News & Politics

Around the World on a Bicycle

Two Washington women are setting out to tell the story of Annie Kopchovsky story and reenact her journey.

More than a hundred years ago, 23-year-old Annie Kopchovsky traded in her flowing skirt for a pair of bloomers and set out to make history as the first woman to bike around the world.

The New York World called it “the most extraordinary trip ever undertaken by a woman.”

Now two Washington women are setting out to tell her story and reenact her journey.

In August, Gillian Klempner, 25, and Meghan Shea, 24, will don bloomers, climb on their bikes, and re-create part of the tour to raise money for their documentary film, The New Woman: Annie “Londonderry” Kopchovsky, based on a manuscript by Peter Zheutlin.
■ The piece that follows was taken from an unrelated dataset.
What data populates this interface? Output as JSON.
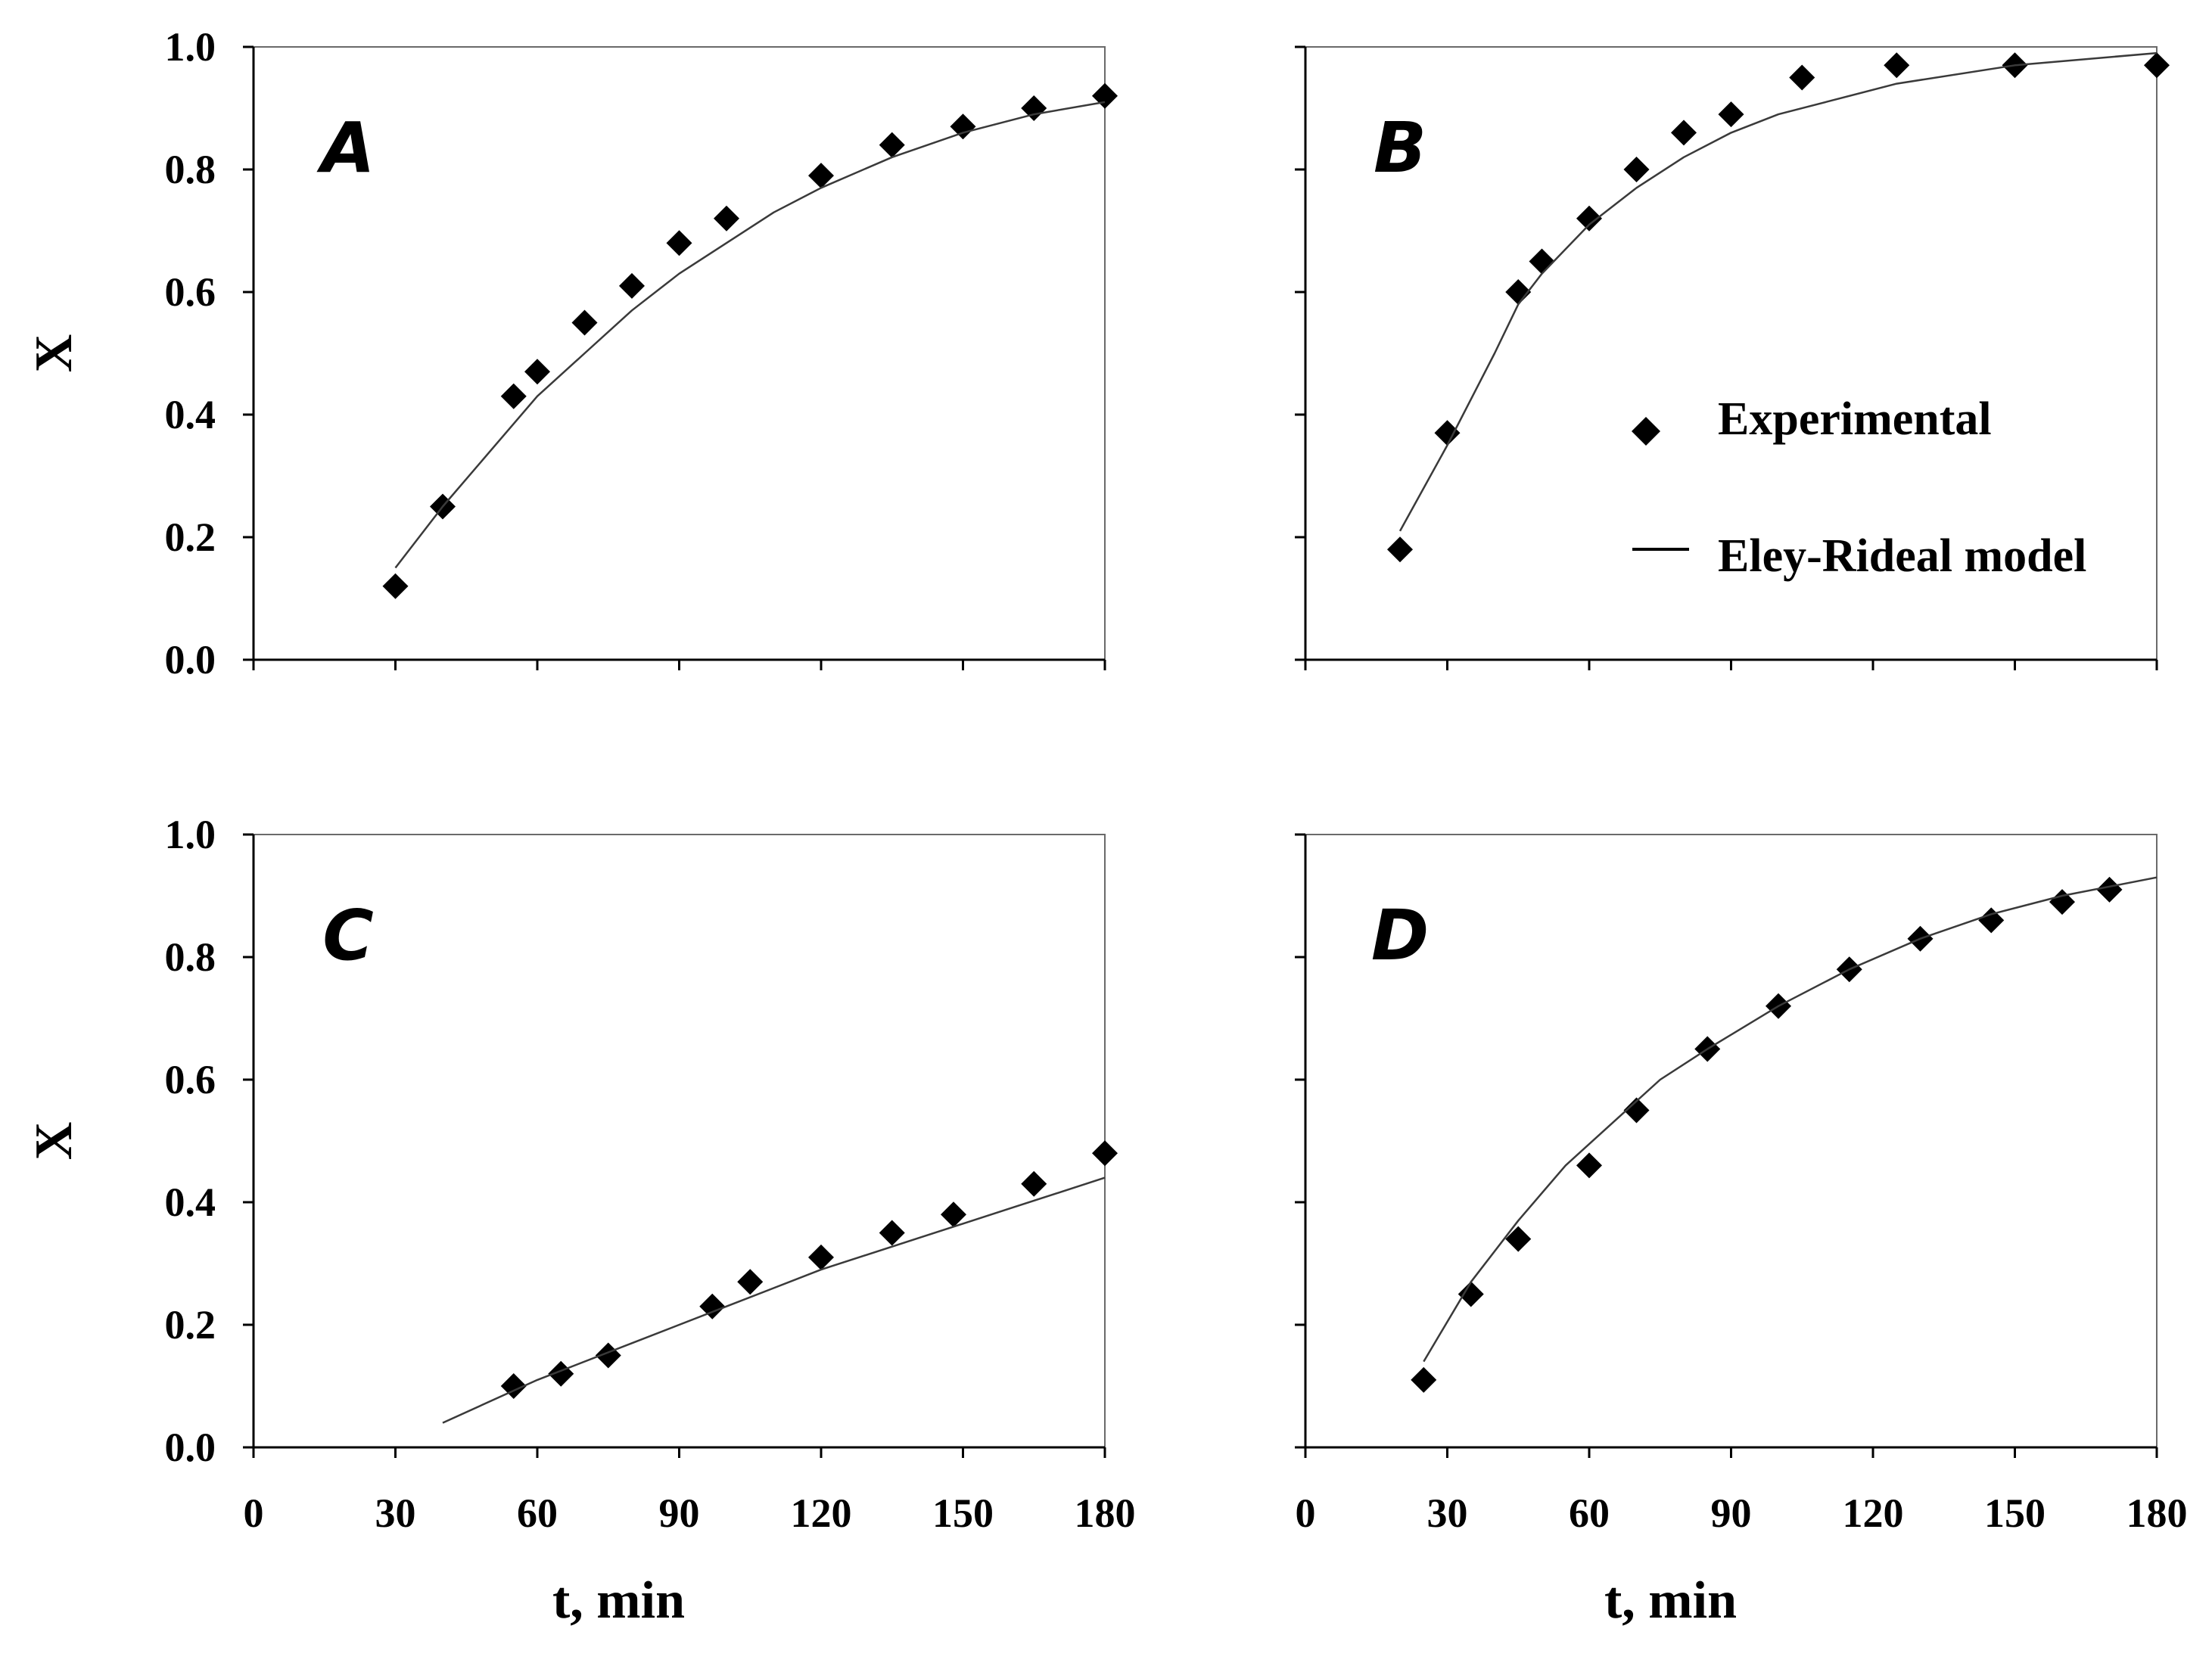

“We feel like if she could do it at a time when women weren’t even supposed to have aspirations, nothing should be stopping us now,” says Klempner, a documentary filmmaker who lives in DC’s Mount Pleasant.

For the last year, she and Shea, a GWU graduate student in interior design, have spent every free moment in pursuit of their dream. Now they have to raise some serious funds.

So they will pedal from Boston to New York City, collecting sponsorships along the way just as Kopchovsky did.

For a couple of hundred dollars, corporate backers can get their logos on the duo’s jerseys. Those with deeper pockets can buy an ad on the pair’s U-Haul, and if the price is right, Klempner and Shea would be willing to adopt a sponsor’s name—just like Annie “Londonderry” Kopchovsky took on the name of the Londonderry Lithia Water Company.

Klempner, Shea, and the rest of Team Londonderry will begin their ride August 12 in Boston and cycle to Manhattan, where they have reservations seven days later to party like it’s 1894.